Article 12: Personal Data

12.1 E-Trailer processes Client’s personal data in accordance with [the Privacy Policy of E-Trailer, which can be consulted on E-Trailer’s website at: www.e-trailer.nl/terms-of-delivery/

 

Article 13: Miscellaneous

13.1 The Agreement constitutes the entire agreement between the Parties and supersedes any previous arrangement, understanding or agreement between them relating to the subject matter hereof.

13.2 Neither Party may assign, transfer or dispose of any of its rights under the Agreement, either in whole or in part, without the prior written consent of the other Party. However, E-Trailer may assign the Agreement in its entirety to a successor in interest upon its merger, consolidation, acquisition, or sale or other transfer of all or substantially all of its business or assets without the prior written consent of Client.
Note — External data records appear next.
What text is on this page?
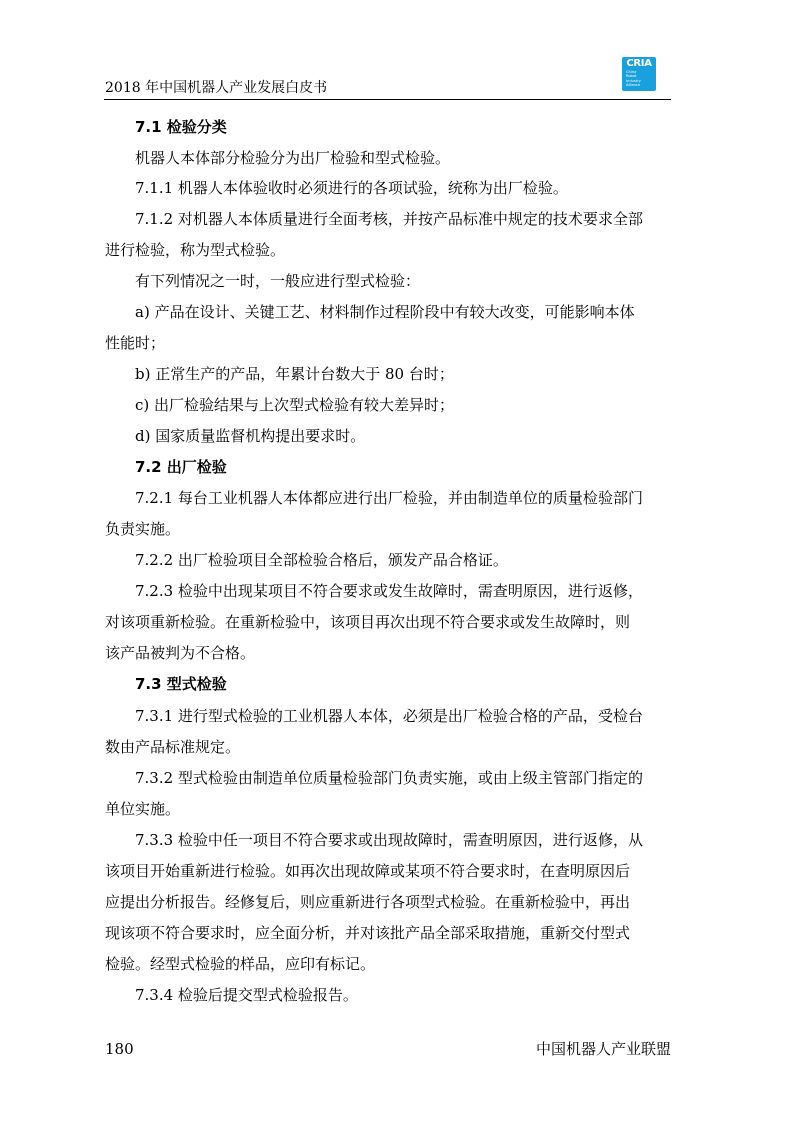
2018 年中国机器人产业发展白皮书
CRIA
China
Robot
Industry
Alliance
7.1 检验分类
机器人本体部分检验分为出厂检验和型式检验。
7.1.1 机器人本体验收时必须进行的各项试验，统称为出厂检验。
7.1.2 对机器人本体质量进行全面考核，并按产品标准中规定的技术要求全部
进行检验，称为型式检验。
有下列情况之一时，一般应进行型式检验：
a) 产品在设计、关键工艺、材料制作过程阶段中有较大改变，可能影响本体
性能时；
b) 正常生产的产品，年累计台数大于 80 台时；
c) 出厂检验结果与上次型式检验有较大差异时；
d) 国家质量监督机构提出要求时。
7.2 出厂检验
7.2.1 每台工业机器人本体都应进行出厂检验，并由制造单位的质量检验部门
负责实施。
7.2.2 出厂检验项目全部检验合格后，颁发产品合格证。
7.2.3 检验中出现某项目不符合要求或发生故障时，需查明原因，进行返修，
对该项重新检验。在重新检验中，该项目再次出现不符合要求或发生故障时，则
该产品被判为不合格。
7.3 型式检验
7.3.1 进行型式检验的工业机器人本体，必须是出厂检验合格的产品，受检台
数由产品标准规定。
7.3.2 型式检验由制造单位质量检验部门负责实施，或由上级主管部门指定的
单位实施。
7.3.3 检验中任一项目不符合要求或出现故障时，需查明原因，进行返修，从
该项目开始重新进行检验。如再次出现故障或某项不符合要求时，在查明原因后
应提出分析报告。经修复后，则应重新进行各项型式检验。在重新检验中，再出
现该项不符合要求时，应全面分析，并对该批产品全部采取措施，重新交付型式
检验。经型式检验的样品，应印有标记。
7.3.4 检验后提交型式检验报告。
180	中国机器人产业联盟
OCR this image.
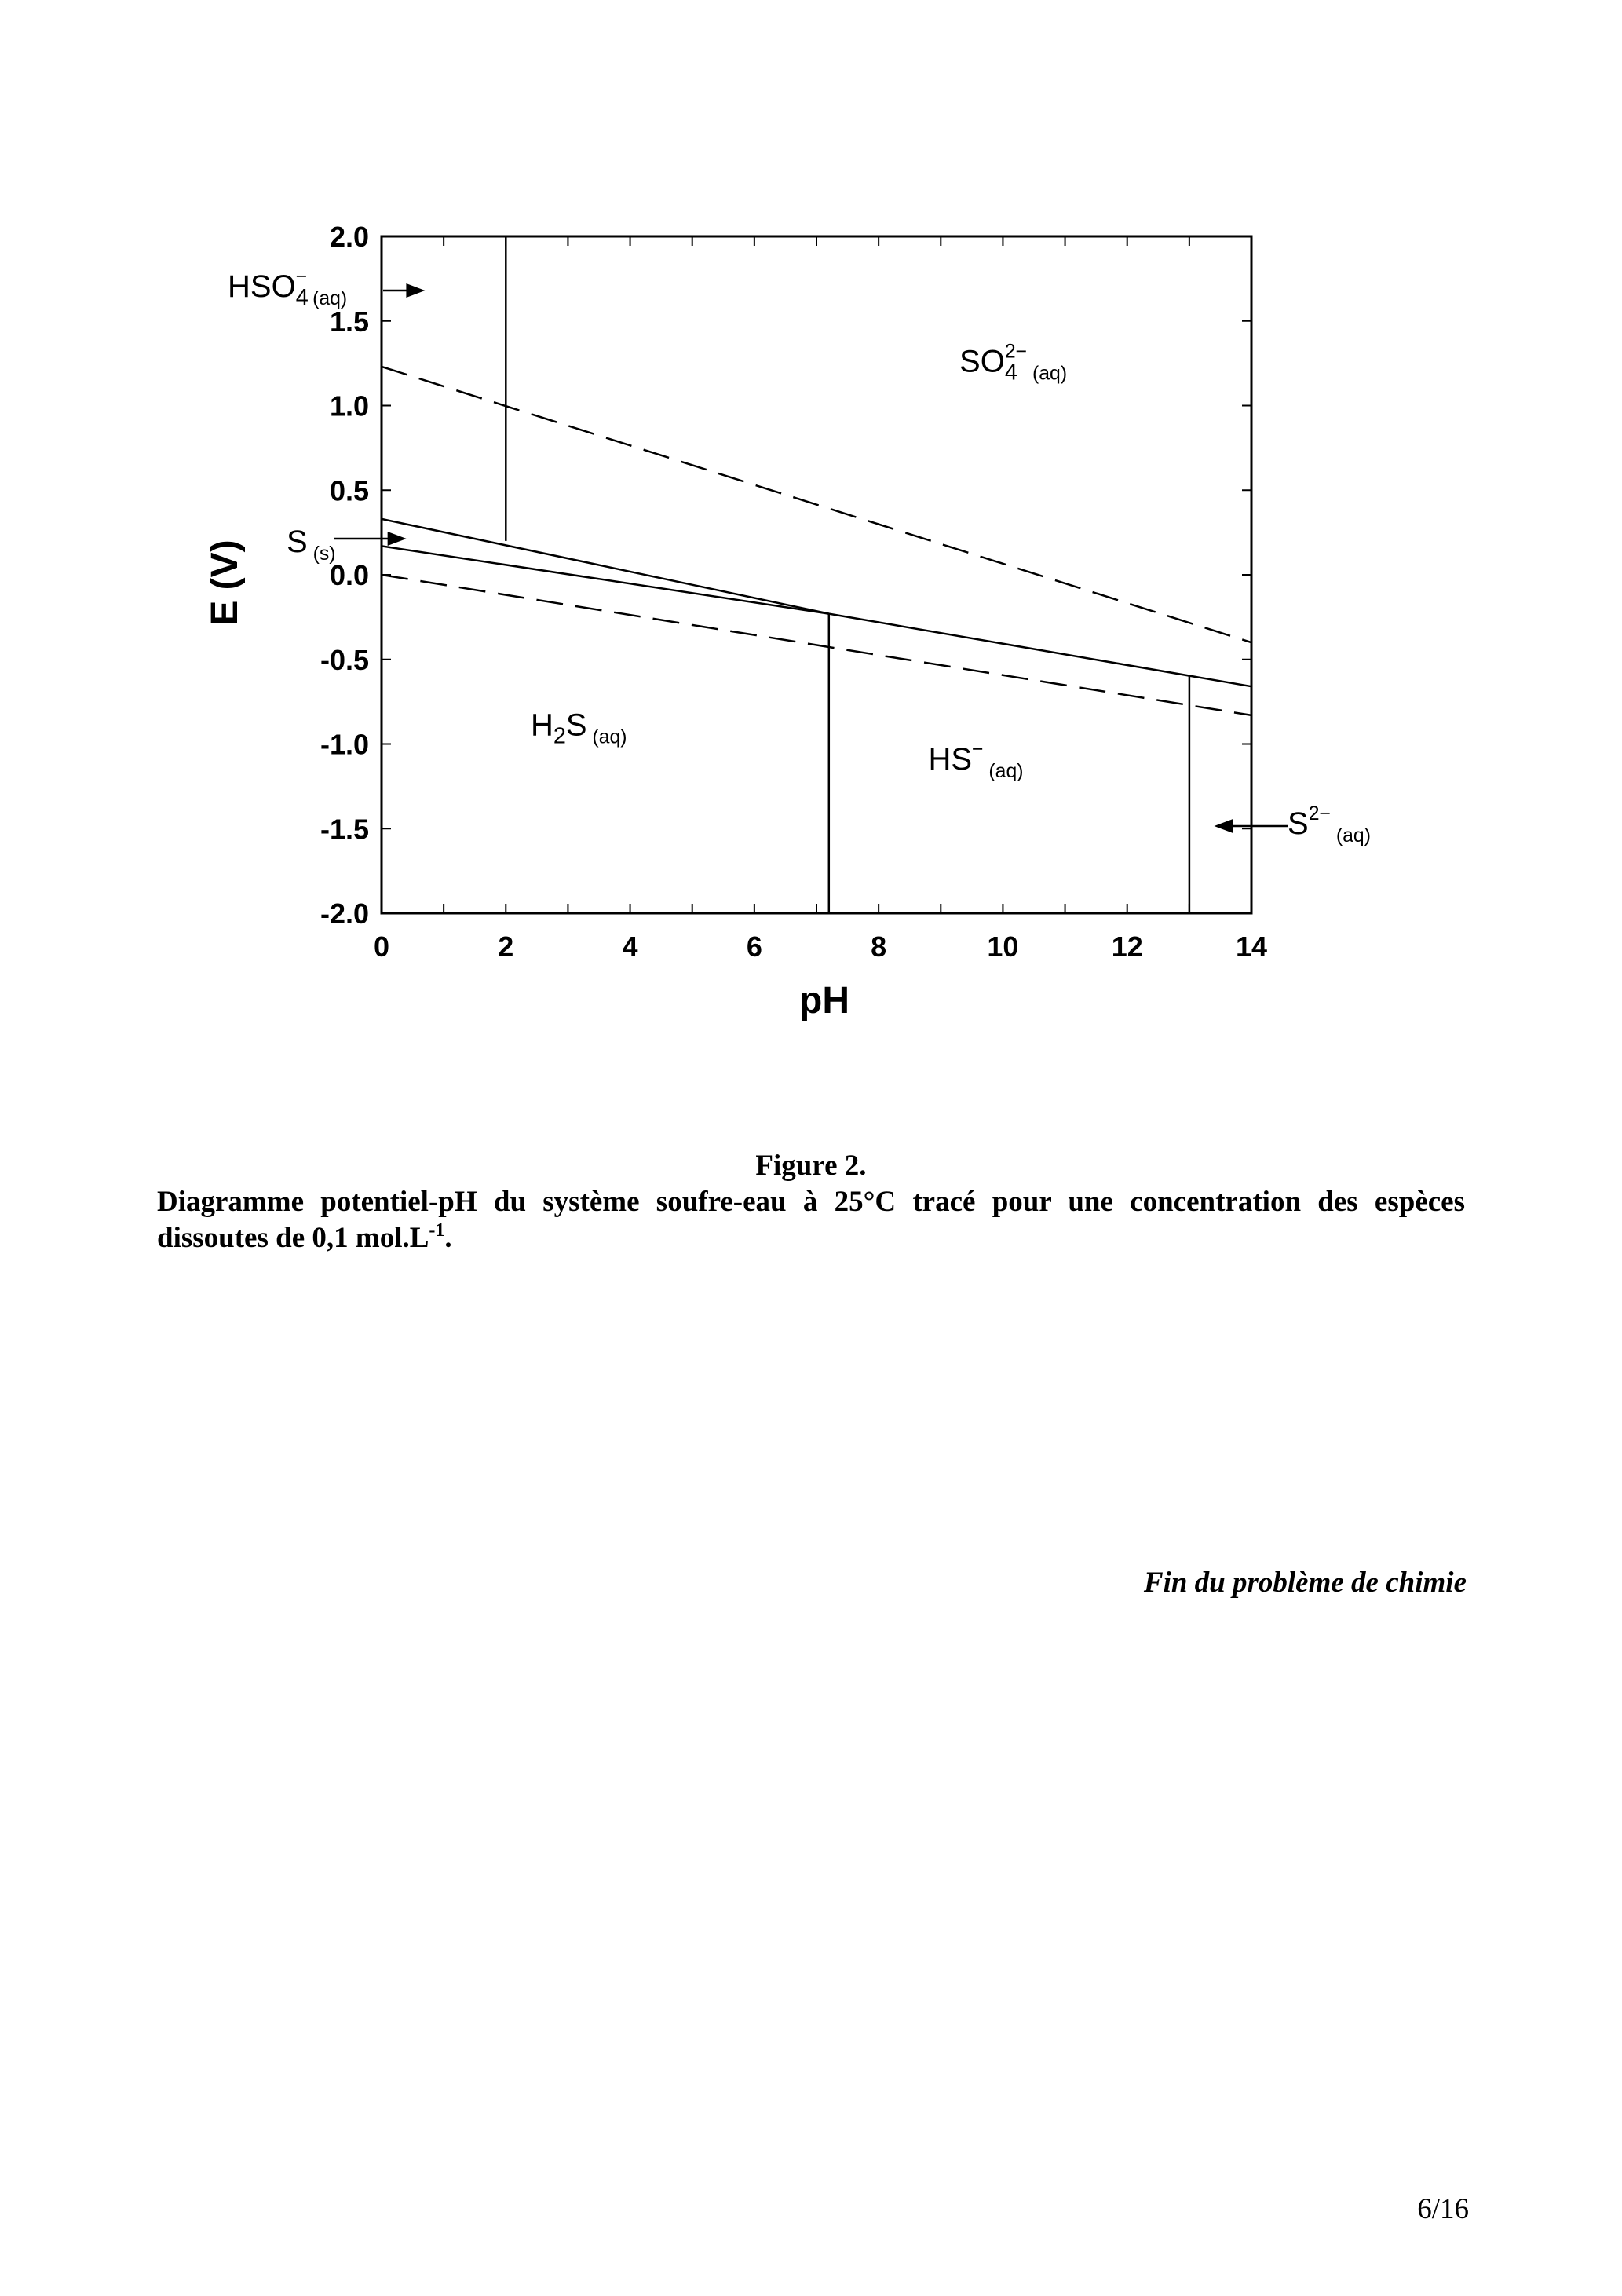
0	2	4	6	8	10	12	14
2.0
1.5
1.0
0.5
0.0
-0.5
-1.0
-1.5
-2.0
pH
E (V)
$SO_42- _{(aq)}$
$H_2S$ $_{(aq)}$
HS− $_{(aq)}$
$HSO_4- _{(aq)}$
S $_{(s)}$
$S^{2-}$ $_{(aq)}$
Figure 2.
Diagramme potentiel-pH du système soufre-eau à 25°C tracé pour une concentration des espèces dissoutes de 0,1 $mol.L^{-1}$.
Fin du problème de chimie
6/16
13.3 The invalidity or unenforceability of any provision of the Agreement shall not affect the validity or enforceability of the remainder of the Agreement and the Parties shall use all reasonable endeavours to agree within a reasonable time upon any lawful and reasonable variations to the Agreement which may be necessary in order to achieve, to the greatest extent possible, the same effect as would have been achieved by the invalid or unenforceable provision.

13.4 No amendment to the Agreement is valid or binding, unless made in writing.

13.5 A person who is not a party to the Agreement shall not have any rights under or in connection with it.

13.6 Client shall not be an agent or a distributor of E-Trailer, unless it is appointed pursuant to a separate agreement.

 

Article 14: Applicable Law

14.1 The Agreement, and any dispute or claim arising out of or in connection with it or its subject matter or formation (including non-contractual disputes or claims), shall be governed by, and construed in accordance with, Dutch law.

14.2 All disputes arising from the Agreement between Client and E-Trailer shall be submitted for adjudication to the court that is competent in Client’s place of residence, provided that Client has his place of residence or domicile in the Netherlands. In other cases, all disputes arising from the Agreement shall be submitted for trial to the competent court in The Hague, the Netherlands.